By Andrea Conley/reporter
Tall, dark, heavily tattooed and possessed of a dimpled, baby-faced smile, the 21-year-old blends into the scenery, so to speak. At TR Campus, he fits the same general description of hundreds, if not thousands, of students.
But Antonio, who asked that his last name be omitted from this story, could not be more different than the average first-year college student. He is a former gang member who was selling crack by the time he was 14 years old.
He lives in an entirely different world now, and he is eager to share how he went from the world of “street pharmacy” in Arkansas to the world of research papers, math labs and final exams here in North Texas.
By the time he was 8 years old, Antonio liked having a lot of money in his pockets.
“You know the chocolate candy they give little kids to sell for fundraisers? I used to sell it and keep all the money for myself,” he said. “Sometimes I would be carrying around $400 or more.”
By age 13, he was hanging out with gang members. And at age 14, an “O.G.” (original gangster) introduced him to crack.
“He stressed for me to never use the drug, but he taught me to cook it and sell it,” he said.
By his mid-teens, Antonio would be jailed time and time again for possession. But when he was not locked up, he attended school and made good grades in spite of his poor choices in friends and business activities.
“Sometimes I got expelled and sent to alternative schools,” he said. “But I would eventually earn the right to return to public school, so I finally graduated.”
Graduation, after all, had always been a priority. It was something he had often discussed into the wee hours with his 16-year-old sister, Dominique, who was also a good student and who had been his best friend. When Antonio was 14, she died in a house fire.
He decided he would graduate in memory of her because she had been so excited about her own plans and goals for an education.
“I wanted to make sure to graduate because she never got her chance to,” he said.
Antonio, whose grief and devastation would slowly drive him further into gang life, credits his stepfather for making sure he did not get into even worse trouble than he did.
“I came to Texas during summers and stayed with him. While I was with him, he kept me on the straight and narrow,” he said. “He married my mom before I was born, so he was the only father I had ever known.”
It was only when he returned to Arkansas after summer vacations that Antonio would resume his criminal activities.
“By the time I was 15, I had bought a gun — a .357,” he revealed.
He continued to get caught in possession of crack and was sent back and forth to jail. The turning point came when he was about 18.
“This time, while I was in there, I changed my whole mindset,” he said.
For starters, nobody, not even his mother would write or visit him. He had a lot of time to think. He usually refused to eat at all. Now slender and athletic, he recalled weighing more than 300 pounds when he was last incarcerated.
And Antonio was particularly struck by things like seeing his cellmates eating the food he had angrily tossed into the trash. When he was finally released just before he turned 19, he vowed to never go back to jail.
“I used to donate plasma three times a week.
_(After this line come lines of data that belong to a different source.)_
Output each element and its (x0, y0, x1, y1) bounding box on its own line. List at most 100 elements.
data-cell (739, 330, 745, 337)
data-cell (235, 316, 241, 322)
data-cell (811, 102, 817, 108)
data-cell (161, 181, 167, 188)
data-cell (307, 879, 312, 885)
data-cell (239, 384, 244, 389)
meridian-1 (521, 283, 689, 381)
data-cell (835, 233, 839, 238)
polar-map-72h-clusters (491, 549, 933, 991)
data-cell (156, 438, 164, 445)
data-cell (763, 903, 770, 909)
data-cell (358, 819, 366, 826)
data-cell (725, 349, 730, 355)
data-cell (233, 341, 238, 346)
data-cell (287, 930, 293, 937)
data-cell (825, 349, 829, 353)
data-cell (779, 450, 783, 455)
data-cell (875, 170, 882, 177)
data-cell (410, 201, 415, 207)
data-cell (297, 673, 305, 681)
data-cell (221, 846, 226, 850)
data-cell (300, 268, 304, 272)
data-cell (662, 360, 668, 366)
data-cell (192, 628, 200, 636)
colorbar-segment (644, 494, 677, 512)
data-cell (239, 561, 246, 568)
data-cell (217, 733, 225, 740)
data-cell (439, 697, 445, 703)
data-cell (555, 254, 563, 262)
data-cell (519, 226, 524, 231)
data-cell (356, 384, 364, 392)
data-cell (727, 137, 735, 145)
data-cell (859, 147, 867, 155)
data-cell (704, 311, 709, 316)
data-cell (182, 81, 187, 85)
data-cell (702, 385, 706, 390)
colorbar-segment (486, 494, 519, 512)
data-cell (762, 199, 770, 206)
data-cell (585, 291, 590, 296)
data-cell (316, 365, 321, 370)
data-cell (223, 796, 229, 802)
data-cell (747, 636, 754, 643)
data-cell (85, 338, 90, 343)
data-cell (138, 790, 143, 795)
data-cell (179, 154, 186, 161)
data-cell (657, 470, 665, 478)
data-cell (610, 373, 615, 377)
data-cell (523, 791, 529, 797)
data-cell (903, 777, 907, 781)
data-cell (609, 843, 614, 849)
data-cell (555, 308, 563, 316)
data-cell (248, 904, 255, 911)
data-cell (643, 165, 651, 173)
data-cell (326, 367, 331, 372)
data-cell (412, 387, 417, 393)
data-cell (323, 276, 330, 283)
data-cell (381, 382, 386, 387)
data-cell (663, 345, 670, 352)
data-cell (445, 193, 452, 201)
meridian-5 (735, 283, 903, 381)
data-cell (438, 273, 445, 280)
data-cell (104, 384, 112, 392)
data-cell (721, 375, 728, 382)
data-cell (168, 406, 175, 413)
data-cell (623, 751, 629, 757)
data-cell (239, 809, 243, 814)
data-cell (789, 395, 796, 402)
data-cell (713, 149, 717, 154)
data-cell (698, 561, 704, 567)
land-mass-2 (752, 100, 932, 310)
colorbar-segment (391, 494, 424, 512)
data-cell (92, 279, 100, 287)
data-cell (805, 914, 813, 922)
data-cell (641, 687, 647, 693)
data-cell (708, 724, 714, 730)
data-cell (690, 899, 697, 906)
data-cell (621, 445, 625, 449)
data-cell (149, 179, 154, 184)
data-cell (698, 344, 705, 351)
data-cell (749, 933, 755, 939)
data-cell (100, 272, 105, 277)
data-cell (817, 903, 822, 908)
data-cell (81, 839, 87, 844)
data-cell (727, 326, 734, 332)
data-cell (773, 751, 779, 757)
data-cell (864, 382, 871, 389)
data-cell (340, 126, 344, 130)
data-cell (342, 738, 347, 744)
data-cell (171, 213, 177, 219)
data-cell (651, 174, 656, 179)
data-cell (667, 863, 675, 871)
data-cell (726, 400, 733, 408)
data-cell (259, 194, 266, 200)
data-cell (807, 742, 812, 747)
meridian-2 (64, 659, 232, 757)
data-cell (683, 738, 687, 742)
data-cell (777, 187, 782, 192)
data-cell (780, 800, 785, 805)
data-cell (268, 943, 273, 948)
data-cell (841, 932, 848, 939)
That was the only money I had after I spent my savings,” he said.
Antonio recalled having about $10,000 in cash hidden in a shoebox.
“I saved that money for years while I was younger selling crack. I finally used it — about $4,000 to buy a car after I got out, and I gave the rest to my mother and my granny.”
He would eventually grow tired of the paltry proceeds from donating plasma and began selling weed.
“But I never touched crack again,” he said.
Antonio’s beloved stepfather died of cancer in 2006. But not before he introduced Antonio to his biological father. In 2008, he reconnected with his biological father and learned of several half-siblings, including a sister his same age. They became close in a way that comforted him and reminded him of his sister who had died.
“It took about three or four months, but she convinced me to move here and enroll in school,” he said.
He now supports himself with the meager earnings he gets through work study. His co-workers in the library are quick to offer praise to the young man who describes his life now as a “rebirth.”
“He takes initiative. He offers to take on anything I need him to do,” said librarian Stephanie Wineman. “I’m happy to have him back for this school year.”
Another TR librarian, Andrea Neal, recalled what Antonio was like when she first met him.
“He was very quiet, very reserved,” she said. “Now, you can see him coming out of his shell. He is much more confident when he is helping students. And he is taking steps to learn more about his job.”
He is completing his core requirements for his associate degree, after which he plans to study kinesiology and possibly become a coach.
He now spends his free time studying and talking with several teenage cousins about the importance of steering clear of the life he feels fortunate to have escaped.
Antonio believes he has been successful in staying away from drugs and gangs for the past two years because he is far removed from the negative influences in his past. He said his experience has made him more careful in choosing friends.
“If I meet somebody who reminds me of a person I used to hang with, I make better decisions — to not socialize with them,” he said. “TCC has helped me out tremendously. Without them, I wouldn’t be where I am now.”